Ich habe mich wahnsinnig darüber gefreut und bin sehr stolz darauf. Außerdem war es das 25-jährige Jubiläum dieser Auszeichnung, also eine doppelte Ehre für mich. Gerechnet habe ich nicht damit, denn die Konkurrenz war sehr groß. 

Was macht für Sie die Faszination des Marketings aus? 

Ich liebe die Abwechslung und die unterschiedlichen Aufgabenstellungen. Marketing ist niemals alltäglich oder langweilig. Was gibt es Schöneres. 

Sind Sie derzeit im Homeoffice oder im Büro? 

Da gibt es ganz klare Regelungen: Wenn es nicht unbedingt erforderlich ist, dann ist die ganze Mannschaft im Homeoffice. Ich bin einmal in der Woche im Büro. Gewisse Dinge kann ich einfach nicht von zuhause aus erledigen. Aber sonst funktioniert das sehr gut. 

War die Umstellung auf Homeoffice für Sie schwer?

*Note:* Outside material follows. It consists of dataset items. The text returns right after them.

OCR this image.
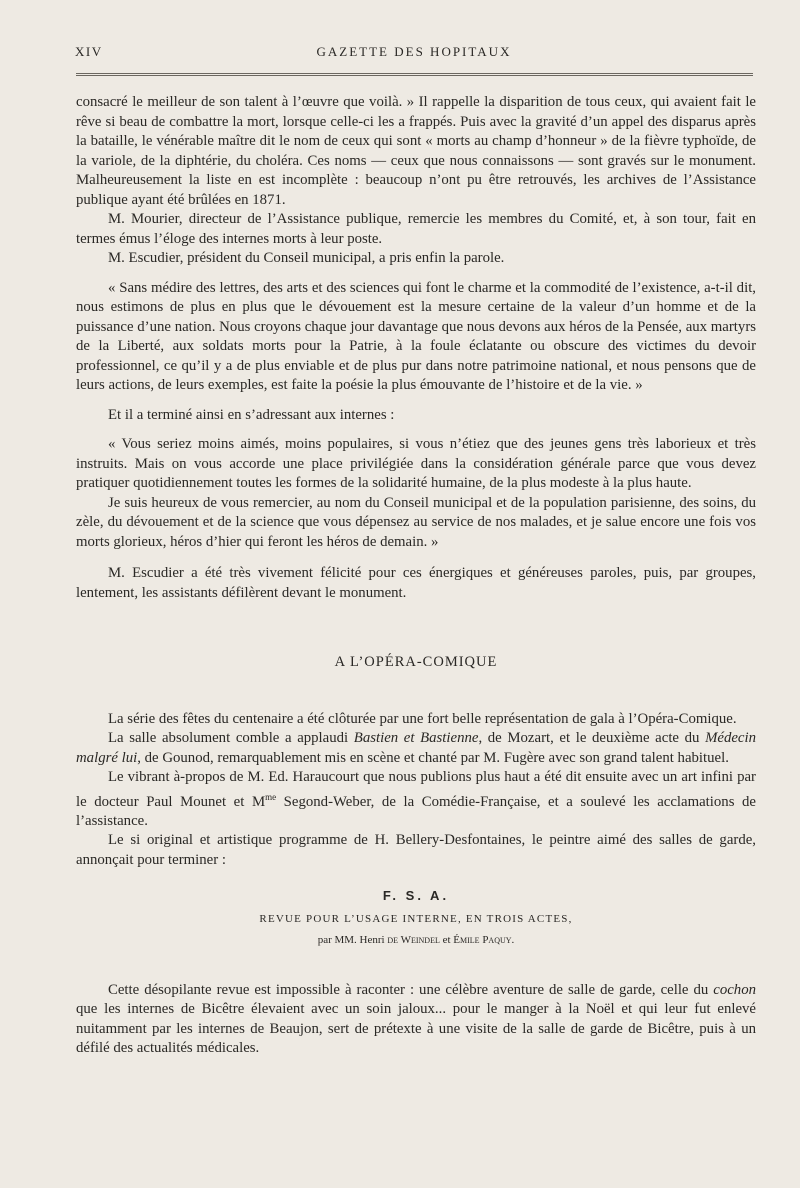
XIV	GAZETTE DES HOPITAUX

consacré le meilleur de son talent à l’œuvre que voilà. » Il rappelle la disparition de tous ceux, qui avaient fait le rêve si beau de combattre la mort, lorsque celle-ci les a frappés. Puis avec la gravité d’un appel des disparus après la bataille, le vénérable maître dit le nom de ceux qui sont « morts au champ d’honneur » de la fièvre typhoïde, de la variole, de la diphtérie, du choléra. Ces noms — ceux que nous connaissons — sont gravés sur le monument. Malheureusement la liste en est incomplète : beaucoup n’ont pu être retrouvés, les archives de l’Assistance publique ayant été brûlées en 1871.

M. Mourier, directeur de l’Assistance publique, remercie les membres du Comité, et, à son tour, fait en termes émus l’éloge des internes morts à leur poste.

M. Escudier, président du Conseil municipal, a pris enfin la parole.

« Sans médire des lettres, des arts et des sciences qui font le charme et la commodité de l’existence, a-t-il dit, nous estimons de plus en plus que le dévouement est la mesure certaine de la valeur d’un homme et de la puissance d’une nation. Nous croyons chaque jour davantage que nous devons aux héros de la Pensée, aux martyrs de la Liberté, aux soldats morts pour la Patrie, à la foule éclatante ou obscure des victimes du devoir professionnel, ce qu’il y a de plus enviable et de plus pur dans notre patrimoine national, et nous pensons que de leurs actions, de leurs exemples, est faite la poésie la plus émouvante de l’histoire et de la vie. »

Et il a terminé ainsi en s’adressant aux internes :

« Vous seriez moins aimés, moins populaires, si vous n’étiez que des jeunes gens très laborieux et très instruits. Mais on vous accorde une place privilégiée dans la considération générale parce que vous devez pratiquer quotidiennement toutes les formes de la solidarité humaine, de la plus modeste à la plus haute.

Je suis heureux de vous remercier, au nom du Conseil municipal et de la population parisienne, des soins, du zèle, du dévouement et de la science que vous dépensez au service de nos malades, et je salue encore une fois vos morts glorieux, héros d’hier qui feront les héros de demain. »

M. Escudier a été très vivement félicité pour ces énergiques et généreuses paroles, puis, par groupes, lentement, les assistants défilèrent devant le monument.

A L’OPÉRA-COMIQUE

La série des fêtes du centenaire a été clôturée par une fort belle représentation de gala à l’Opéra-Comique.

La salle absolument comble a applaudi Bastien et Bastienne, de Mozart, et le deuxième acte du Médecin malgré lui, de Gounod, remarquablement mis en scène et chanté par M. Fugère avec son grand talent habituel.

Le vibrant à-propos de M. Ed. Haraucourt que nous publions plus haut a été dit ensuite avec un art infini par le docteur Paul Mounet et $M^{me}$ Segond-Weber, de la Comédie-Française, et a soulevé les acclamations de l’assistance.

Le si original et artistique programme de H. Bellery-Desfontaines, le peintre aimé des salles de garde, annonçait pour terminer :

F. S. A.
REVUE POUR L’USAGE INTERNE, EN TROIS ACTES,
par MM. Henri de Weindel et Émile Paquy.

Cette désopilante revue est impossible à raconter : une célèbre aventure de salle de garde, celle du cochon que les internes de Bicêtre élevaient avec un soin jaloux... pour le manger à la Noël et qui leur fut enlevé nuitamment par les internes de Beaujon, sert de prétexte à une visite de la salle de garde de Bicêtre, puis à un défilé des actualités médicales.
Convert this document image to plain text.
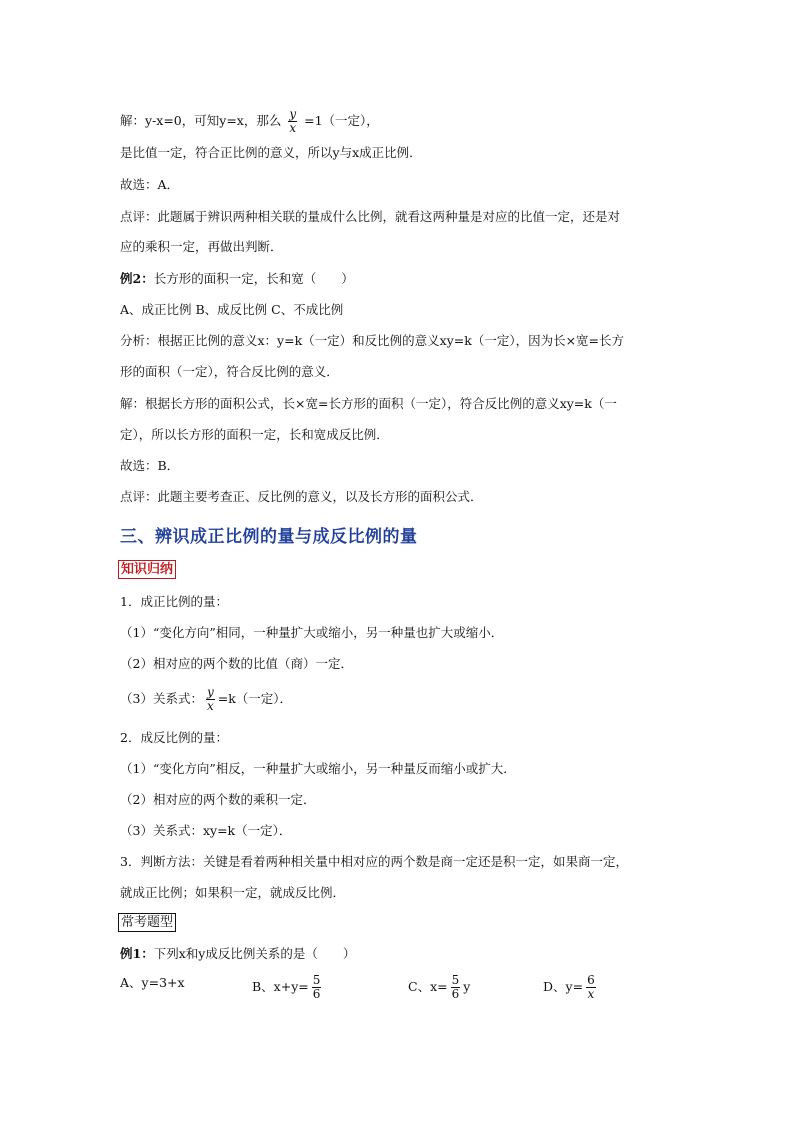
解：y-x=0，可知y=x，那么 $\frac{y}{x} =1$（一定），
是比值一定，符合正比例的意义，所以y与x成正比例．
故选：A．
点评：此题属于辨识两种相关联的量成什么比例，就看这两种量是对应的比值一定，还是对
应的乘积一定，再做出判断．
例2：长方形的面积一定，长和宽（　　）
A、成正比例 B、成反比例 C、不成比例
分析：根据正比例的意义x：y=k（一定）和反比例的意义xy=k（一定），因为长×宽=长方
形的面积（一定），符合反比例的意义．
解：根据长方形的面积公式，长×宽=长方形的面积（一定），符合反比例的意义xy=k（一
定），所以长方形的面积一定，长和宽成反比例．
故选：B．
点评：此题主要考查正、反比例的意义，以及长方形的面积公式．
三、辨识成正比例的量与成反比例的量
知识归纳
1．成正比例的量：
（1）“变化方向”相同，一种量扩大或缩小，另一种量也扩大或缩小．
（2）相对应的两个数的比值（商）一定．
（3）关系式： $\frac{y}{x} =k$（一定）．
2．成反比例的量：
（1）“变化方向”相反，一种量扩大或缩小，另一种量反而缩小或扩大．
（2）相对应的两个数的乘积一定．
（3）关系式：xy=k（一定）．
3．判断方法：关键是看着两种相关量中相对应的两个数是商一定还是积一定，如果商一定，
就成正比例；如果积一定，就成反比例．
常考题型
例1：下列x和y成反比例关系的是（　　）
A、y=3+x	B、$x+y= \frac{5}{6}$	C、$x= \frac{5}{6}$ y	D、$y= \frac{6}{x}$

Es war anfangs ungewohnt, denn wir wurden von der analogen in die digitale Welt hineingestoßen. Zum Glück hat es sehr rasch gut funktioniert. Mittlerweile sind wir alle schon Profis, wie wahrscheinlich die meisten Menschen, die im Homeoffice arbeiten müssen. Wichtig ist, sich genaue Grenzen zu setzen und Privates von Beruflichem zu trennen. Sonst kann man nicht abschalten und die Belastung wird zu groß. Als Mutter von zwei mittlerweile erwachsenen Töchtern habe ich schon zu Beginn meiner beruflichen Laufbahn im Homeoffice gearbeitet. Trotzdem ist es eine große Herausforderung, Kinder und Job zu managen. Ich ziehe meinen Hut, denn Frauen leisten in dieser schwierigen Zeit Außerordentliches. 

Die Doppelbelastung ist für Sie also kein Thema mehr. 

Nein, nicht wirklich. Meine jüngere Tochter wohnt noch bei mir, als Studentin hat sie derzeit auch kein einfaches Leben. Die sozialen Kontakt, die sehr wichtig sind, sind kaum vorhanden, da ist Motivation zuweilen nötig. Als Mama habe ich für ihre Wünsche und Sorgen natürlich immer ein offenes Ohr.

Welche Lehren haben Sie aus der Corona-Krise gezogen? 

Die sozialen Kontakte haben einen viel höheren Stellenwert bekommen. Grundsätzlich denke ich auch, dass in jeder Krise eine Chance steckt und wir daran wachsen können. Die Wichtigkeit der Digitalisierung während der Pandemie ist vielen Menschen noch bewusster geworden und auch der Umstand, dass wir Regionalität – trotz Globalisierung – stärker unterstützen müssen.  

Stellen sie sich vor, Corona ist morgen plötzlich vorbei  und kein Thema mehr– was würden Sie sofort tun?

Einen Urlaub buchen und zum Wirt ums Eck gehen. Aber das ist ja jetzt bald wieder möglich.